Of course, this is still Joan Vennochi, and this is still the Globe, so her column still managed to work in her familiar snarky asides about Kerry, describing him as a “sad figure in American politics”, not only because he “lost” (a highly debatable point in my opinion, but that’s another story), but also because “he views today’s controversies through the prism of his failed presidential campaign”. Phrases like “Bush’s vanquished opponent”, scoldings about the need to look “ahead, not back” laced her further musings.
Well, she’s right about the Democrats, but she is wrong about Kerry. It’s Joan Vennochi, not Kerry, who perversely views today’s controversies, and especially John Kerry, through the prism of past history and past campaigns. “Sad figure?” “Vanquished?” “Looking back?” That’s not what I see.
Look at Kerry’s press conference this week after the over-hyped gaffe, his eyes blazing in angry eloquence. Review his crosscountry travel over the last year (was it 30 states? 34? 40?), fund-raising ($12-14 million by my reckoning) and campaigning tirelessly for candidates, local and national, known and unknown, supporting them early on, when the moral and financial support mattered most. (Don’t believe me? Ask Patrick Murphy, ask Joe Sestak, or Jim Webb, or the other 9 or 10 vets he’s supported from primary season on. Ask Casey, or Maria Cantwell, or McCaskill , or the many other national and local candidates he’s supported in the general election.)
Listen to his courageous voice in the Senate, speaking up against Alito, against torture, against Iraq, defending our Constitution at a time when most of his Democratic colleagues chose to remain silent. Listen to any one of his fiery speeches this year at Faneuil Hall: eloquent defenses of patriotism and the right to dissent, thoughtful plans for health care, brilliant, innovative ideas on energy. Hear his moving, personal speech on cancer to the Lance Armstrong summit last month, and watch his fluent, funny, strong interviews on Bill Maher, and a run of political talk shows. Witness his quiet help for veterans and veterans’families, helping homeless veterans, attending memorial services, caring for grieving families, all without media attention.

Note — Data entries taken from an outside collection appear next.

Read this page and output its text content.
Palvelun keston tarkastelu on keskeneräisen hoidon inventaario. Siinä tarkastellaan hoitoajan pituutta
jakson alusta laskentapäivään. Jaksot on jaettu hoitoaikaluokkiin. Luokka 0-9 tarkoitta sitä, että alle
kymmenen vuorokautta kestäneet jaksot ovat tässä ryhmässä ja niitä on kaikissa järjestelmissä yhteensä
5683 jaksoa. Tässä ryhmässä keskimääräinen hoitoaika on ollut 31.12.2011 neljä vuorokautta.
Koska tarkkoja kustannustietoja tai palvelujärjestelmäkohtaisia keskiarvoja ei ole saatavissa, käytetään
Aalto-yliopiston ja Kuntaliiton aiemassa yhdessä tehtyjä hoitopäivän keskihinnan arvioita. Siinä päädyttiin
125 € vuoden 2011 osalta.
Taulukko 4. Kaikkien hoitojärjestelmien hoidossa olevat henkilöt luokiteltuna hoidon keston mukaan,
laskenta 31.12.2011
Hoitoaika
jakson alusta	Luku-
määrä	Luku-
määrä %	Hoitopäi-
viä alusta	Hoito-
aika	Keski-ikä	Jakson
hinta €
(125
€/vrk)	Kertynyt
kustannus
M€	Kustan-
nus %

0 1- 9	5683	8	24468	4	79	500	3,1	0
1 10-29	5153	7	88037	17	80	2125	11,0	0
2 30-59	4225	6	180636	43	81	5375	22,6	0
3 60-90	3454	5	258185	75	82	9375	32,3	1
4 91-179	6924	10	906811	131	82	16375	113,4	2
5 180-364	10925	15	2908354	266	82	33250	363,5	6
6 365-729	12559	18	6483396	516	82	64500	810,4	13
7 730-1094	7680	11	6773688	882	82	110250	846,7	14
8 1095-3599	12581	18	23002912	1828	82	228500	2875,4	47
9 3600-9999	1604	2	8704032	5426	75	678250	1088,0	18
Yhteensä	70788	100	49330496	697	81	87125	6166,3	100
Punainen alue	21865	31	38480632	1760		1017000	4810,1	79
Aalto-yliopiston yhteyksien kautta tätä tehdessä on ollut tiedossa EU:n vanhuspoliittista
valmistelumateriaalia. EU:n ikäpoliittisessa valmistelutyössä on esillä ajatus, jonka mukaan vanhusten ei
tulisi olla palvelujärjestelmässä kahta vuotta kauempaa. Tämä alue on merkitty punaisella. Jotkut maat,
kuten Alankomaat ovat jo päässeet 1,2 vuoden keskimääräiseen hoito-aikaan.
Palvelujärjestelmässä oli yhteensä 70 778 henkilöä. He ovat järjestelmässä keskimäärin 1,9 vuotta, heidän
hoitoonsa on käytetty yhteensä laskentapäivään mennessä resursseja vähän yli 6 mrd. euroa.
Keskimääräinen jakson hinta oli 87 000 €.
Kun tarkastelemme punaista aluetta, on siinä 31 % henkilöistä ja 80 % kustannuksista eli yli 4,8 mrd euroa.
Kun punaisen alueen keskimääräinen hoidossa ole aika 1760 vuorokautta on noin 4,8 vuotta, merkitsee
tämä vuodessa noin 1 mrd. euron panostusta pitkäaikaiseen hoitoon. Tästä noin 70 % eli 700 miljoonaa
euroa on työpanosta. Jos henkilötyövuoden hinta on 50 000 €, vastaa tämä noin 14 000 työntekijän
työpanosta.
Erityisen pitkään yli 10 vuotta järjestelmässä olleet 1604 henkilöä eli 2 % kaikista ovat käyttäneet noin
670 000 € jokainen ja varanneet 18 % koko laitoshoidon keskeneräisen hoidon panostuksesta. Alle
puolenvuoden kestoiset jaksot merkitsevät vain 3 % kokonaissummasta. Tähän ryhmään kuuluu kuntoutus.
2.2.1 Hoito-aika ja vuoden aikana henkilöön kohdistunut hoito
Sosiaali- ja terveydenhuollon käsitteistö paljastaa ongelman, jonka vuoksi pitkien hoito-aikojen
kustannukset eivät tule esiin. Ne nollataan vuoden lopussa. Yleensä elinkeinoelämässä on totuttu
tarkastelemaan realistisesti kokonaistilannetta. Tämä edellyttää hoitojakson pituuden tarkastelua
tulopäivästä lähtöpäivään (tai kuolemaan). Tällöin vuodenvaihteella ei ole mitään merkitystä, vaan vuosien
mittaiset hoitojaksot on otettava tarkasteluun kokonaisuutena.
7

Joan Vennochi said that the Democratic Party needed a standard bearer. Well, there is one. That standard bearer is right there in her hometown: her very own senator, John Kerry. Sen. Kerry is a standard bearer for moral courage, patriotism, vision, and integrity, for both the Democrats, and the country. For the sake of the Democratic Party, and especially our country, it’s about time that we gave John Kerry the credit he so eminently deserves.